Kosloski off the Saratoga

March 08, 1995|By GWINN OWENS

Those who served in World War II were like driftwood in the surf.

The hasty creation of a massive military force precluded concern for each individual; the tides of war determined where he would be tossed next.

After my duty in the Great Lakes Choir foundered, I was, successively, at quartermaster school in Newport, on a destroyer crew in California, at officer's training at Colorado College and, literally overnight, transferred to limbo in San Francisco.

It is September 1943: While serving on the crew of the U.S.S. Hopewell, I write, just for laughs, an exam for admission to V-12 officer's training.

Apparently, I aced the test, for a month later I receive orders that I am detached from the Hopewell and must report to the V-12 unit at Colorado College.

Again, just as I had found myself singing instead of fighting, now I am studying instead of fighting -- in a lovely, coeducational, liberal-arts haven at the foot of Pikes Peak.

I am supposed to emerge in two years with an ensign's commission, at which point (most of us hope) the war will be over anyhow.

In addition to the required technical classes. I take electives of Shakespeare and French literature -- with a lovely, golden-haired classmate.

In the midst of total war, this is an unnaturally joyful life; it seems too good to be true -- and it is.

Near the end of the first semester, doing fine academically, I am shocked by a notice that I am to be shipped back to San Francisco tomorrow morning for reassignment as a quartermaster.

The explanation? A clerical error -- someone had failed to note that I flunked the eye test.

My V-12 assignment should never have happened. (I am not making this up.)

Acutely depressed by the capricious upheaval of my life, I bid a sad farewell to my winsome classmate, and board a dismal train for San Francisco.

Arriving two days before Christmas, I join several thousand lonely sailors at Treasure Island Receiving Ship (i.e., base). We sleep in one room of a cavernous ghost of a building that had served as one of the great halls of the 1939 Golden Gate Exposition.

Alternate evening liberty is granted according to the number of one's bunk: odds on odd dates, and evens -- I am one -- on even dates. The evens are therefore miserable captives on Christmas day, New Year's Eve and New Year's day -- another measure of military life's cruel irrelevancies.

They seek volunteers for temporary duty in the San Francisco Shore Patrol. Anything is better than this depressing routine of waiting. I sign up, get moved to more human barracks downtown on Market Street.

Quickly I am outfitted with an ''SP'' armband, boots and a billy club and booked for alternate day and night shifts, keeping a lid on the tens of thousands of sailors on the loose in downtown San Francisco.

The day shift is pleasant. As for the night shift, well, let's say it's a lot more stressful than studying French literature at Colorado College next to a golden-haired coed. Sailors in bars get into brawls, at which point someone rushes out to find a policeman or, as a second choice, a shore patrolman.
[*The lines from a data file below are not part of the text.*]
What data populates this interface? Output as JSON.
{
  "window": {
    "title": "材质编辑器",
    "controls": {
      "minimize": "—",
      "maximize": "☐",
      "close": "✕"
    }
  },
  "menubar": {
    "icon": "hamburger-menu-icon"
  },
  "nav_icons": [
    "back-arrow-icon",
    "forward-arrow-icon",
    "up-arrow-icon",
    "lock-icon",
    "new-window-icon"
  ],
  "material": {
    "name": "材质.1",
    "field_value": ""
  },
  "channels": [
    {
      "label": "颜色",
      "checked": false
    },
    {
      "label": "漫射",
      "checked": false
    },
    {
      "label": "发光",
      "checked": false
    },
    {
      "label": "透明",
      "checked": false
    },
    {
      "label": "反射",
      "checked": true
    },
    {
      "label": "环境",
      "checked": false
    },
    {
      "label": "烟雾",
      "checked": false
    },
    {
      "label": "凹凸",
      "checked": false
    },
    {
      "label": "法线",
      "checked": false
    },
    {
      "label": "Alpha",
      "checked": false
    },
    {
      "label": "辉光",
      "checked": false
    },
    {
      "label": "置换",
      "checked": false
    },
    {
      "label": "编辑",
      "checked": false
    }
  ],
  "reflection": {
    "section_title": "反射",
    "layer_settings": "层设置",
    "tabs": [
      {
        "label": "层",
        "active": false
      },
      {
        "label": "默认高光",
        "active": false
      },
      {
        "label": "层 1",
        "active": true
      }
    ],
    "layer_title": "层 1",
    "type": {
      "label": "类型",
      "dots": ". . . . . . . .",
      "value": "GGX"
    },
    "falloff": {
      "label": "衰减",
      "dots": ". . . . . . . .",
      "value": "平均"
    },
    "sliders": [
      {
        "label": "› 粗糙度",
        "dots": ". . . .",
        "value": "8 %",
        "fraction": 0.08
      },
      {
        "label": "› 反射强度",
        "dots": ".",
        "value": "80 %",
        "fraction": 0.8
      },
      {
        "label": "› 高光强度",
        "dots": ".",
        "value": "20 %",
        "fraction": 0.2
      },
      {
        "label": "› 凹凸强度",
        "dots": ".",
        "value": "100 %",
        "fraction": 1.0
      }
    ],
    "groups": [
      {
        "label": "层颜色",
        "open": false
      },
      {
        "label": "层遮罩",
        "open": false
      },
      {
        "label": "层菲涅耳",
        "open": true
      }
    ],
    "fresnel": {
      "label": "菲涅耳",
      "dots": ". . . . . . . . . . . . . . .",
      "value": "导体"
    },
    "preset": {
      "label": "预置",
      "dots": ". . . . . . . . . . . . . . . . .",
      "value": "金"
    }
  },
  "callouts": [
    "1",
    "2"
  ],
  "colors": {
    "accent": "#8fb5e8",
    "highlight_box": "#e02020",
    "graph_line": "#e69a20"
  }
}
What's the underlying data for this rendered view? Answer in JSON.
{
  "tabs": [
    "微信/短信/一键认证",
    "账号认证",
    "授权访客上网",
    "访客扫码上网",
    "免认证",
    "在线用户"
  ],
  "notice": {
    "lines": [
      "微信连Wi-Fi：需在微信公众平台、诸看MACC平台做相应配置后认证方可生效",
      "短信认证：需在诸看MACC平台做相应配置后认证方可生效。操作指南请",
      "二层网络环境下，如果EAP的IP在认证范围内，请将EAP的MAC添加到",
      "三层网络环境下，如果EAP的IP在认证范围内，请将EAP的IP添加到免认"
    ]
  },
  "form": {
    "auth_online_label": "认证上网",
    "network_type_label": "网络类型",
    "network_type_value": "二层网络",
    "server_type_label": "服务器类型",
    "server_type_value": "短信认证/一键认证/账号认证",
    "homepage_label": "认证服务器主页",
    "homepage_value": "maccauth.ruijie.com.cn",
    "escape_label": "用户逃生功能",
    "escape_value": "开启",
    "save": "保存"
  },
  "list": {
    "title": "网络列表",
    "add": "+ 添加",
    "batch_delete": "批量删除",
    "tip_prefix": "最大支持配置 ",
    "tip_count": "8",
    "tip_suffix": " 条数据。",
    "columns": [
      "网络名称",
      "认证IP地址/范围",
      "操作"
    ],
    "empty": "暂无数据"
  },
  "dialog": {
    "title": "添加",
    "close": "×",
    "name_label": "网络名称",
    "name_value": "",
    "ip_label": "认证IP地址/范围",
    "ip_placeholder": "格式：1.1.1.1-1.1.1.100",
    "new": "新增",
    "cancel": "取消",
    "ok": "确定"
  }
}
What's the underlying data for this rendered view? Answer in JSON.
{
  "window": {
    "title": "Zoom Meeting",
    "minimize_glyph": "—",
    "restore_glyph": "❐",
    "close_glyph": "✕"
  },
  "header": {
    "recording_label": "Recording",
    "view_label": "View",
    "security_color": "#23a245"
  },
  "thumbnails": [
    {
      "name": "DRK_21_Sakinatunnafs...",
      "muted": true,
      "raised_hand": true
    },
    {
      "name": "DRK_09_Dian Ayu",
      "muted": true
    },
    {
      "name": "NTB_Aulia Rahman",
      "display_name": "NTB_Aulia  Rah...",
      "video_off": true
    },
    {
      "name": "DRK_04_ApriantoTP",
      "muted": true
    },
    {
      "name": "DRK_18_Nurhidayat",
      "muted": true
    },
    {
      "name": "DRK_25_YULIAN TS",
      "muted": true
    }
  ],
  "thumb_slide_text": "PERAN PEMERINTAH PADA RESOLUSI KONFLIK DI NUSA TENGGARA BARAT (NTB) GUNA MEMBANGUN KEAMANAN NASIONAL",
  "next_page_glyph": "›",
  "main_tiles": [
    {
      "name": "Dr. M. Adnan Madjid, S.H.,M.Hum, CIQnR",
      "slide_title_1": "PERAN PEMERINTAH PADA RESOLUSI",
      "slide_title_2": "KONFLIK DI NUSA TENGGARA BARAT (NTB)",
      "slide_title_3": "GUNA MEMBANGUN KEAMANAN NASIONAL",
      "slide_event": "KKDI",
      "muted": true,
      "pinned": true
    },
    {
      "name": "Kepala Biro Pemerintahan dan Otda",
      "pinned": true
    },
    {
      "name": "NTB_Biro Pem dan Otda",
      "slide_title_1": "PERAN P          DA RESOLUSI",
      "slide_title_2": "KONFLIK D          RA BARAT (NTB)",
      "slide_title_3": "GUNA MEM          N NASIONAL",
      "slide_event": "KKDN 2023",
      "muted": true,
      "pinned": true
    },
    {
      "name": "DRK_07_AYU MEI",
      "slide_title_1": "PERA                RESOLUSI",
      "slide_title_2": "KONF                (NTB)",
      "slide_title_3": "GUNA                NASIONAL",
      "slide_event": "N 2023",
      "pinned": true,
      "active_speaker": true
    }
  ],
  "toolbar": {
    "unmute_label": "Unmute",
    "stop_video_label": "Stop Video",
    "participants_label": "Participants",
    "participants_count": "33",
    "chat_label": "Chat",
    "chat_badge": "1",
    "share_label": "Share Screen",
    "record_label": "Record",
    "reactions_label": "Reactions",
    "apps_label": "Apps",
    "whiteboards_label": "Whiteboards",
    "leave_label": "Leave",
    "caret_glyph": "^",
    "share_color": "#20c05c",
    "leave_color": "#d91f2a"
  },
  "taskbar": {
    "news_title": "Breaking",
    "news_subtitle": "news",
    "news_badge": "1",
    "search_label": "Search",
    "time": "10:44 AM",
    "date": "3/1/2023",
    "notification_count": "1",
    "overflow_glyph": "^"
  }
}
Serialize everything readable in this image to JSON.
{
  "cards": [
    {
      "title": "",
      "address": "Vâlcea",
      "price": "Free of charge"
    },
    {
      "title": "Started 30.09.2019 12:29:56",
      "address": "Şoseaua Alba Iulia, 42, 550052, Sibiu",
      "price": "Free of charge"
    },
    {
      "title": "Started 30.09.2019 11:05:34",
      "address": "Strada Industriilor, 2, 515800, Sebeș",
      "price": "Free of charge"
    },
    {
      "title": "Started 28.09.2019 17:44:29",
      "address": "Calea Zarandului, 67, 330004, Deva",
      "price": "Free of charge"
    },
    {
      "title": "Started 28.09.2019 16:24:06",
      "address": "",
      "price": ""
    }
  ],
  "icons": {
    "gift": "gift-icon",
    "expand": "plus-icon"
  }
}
Our instructions are to break up fights with minimal force, never to use our clubs on anyone's head, and to make a formal arrest only when a sailor defies our orders.

One night a waiter from a bar rushes out onto Market Street just as we are passing by -- a fight, he says. Inside we find a gunner's mate and a signalman standing over a bloodied young man in civilian clothes.

As best we can piece it together, the gunner's mate questioned the civilian's reluctance to fight for his country.

It turns out the civilian is a merchant seaman who was twice rescued from ships torpedoed by German submarines, hence touchy about accusations of a lack of commitment.

The signalman is submissive, but the gunner's mate takes a wild swing at my fellow patrolman. A brief scuffle ensues and, pulling him off my partner, I announce, with magisterial formality, ''You are under arrest.''

The two of us hold the brig-bound gunner's mate until the screeching paddy wagon arrives. We shove him inside, and I stand at the door to frustrate any plot to escape. The prisoner, seething with rage, stares intently at me.

''Now I remember you,'' he snarls. ''You're Kosloski off the Saratoga. Look, you sumbitch, I ain't gonna forget this. Some day I'm gonna find you, and when I do you ain't gonna be worth sending home.''

Sorry, Kosloski, wherever you are.

Gwinn Owens, now retired, is the former op/ed page editor of The Evening Sun.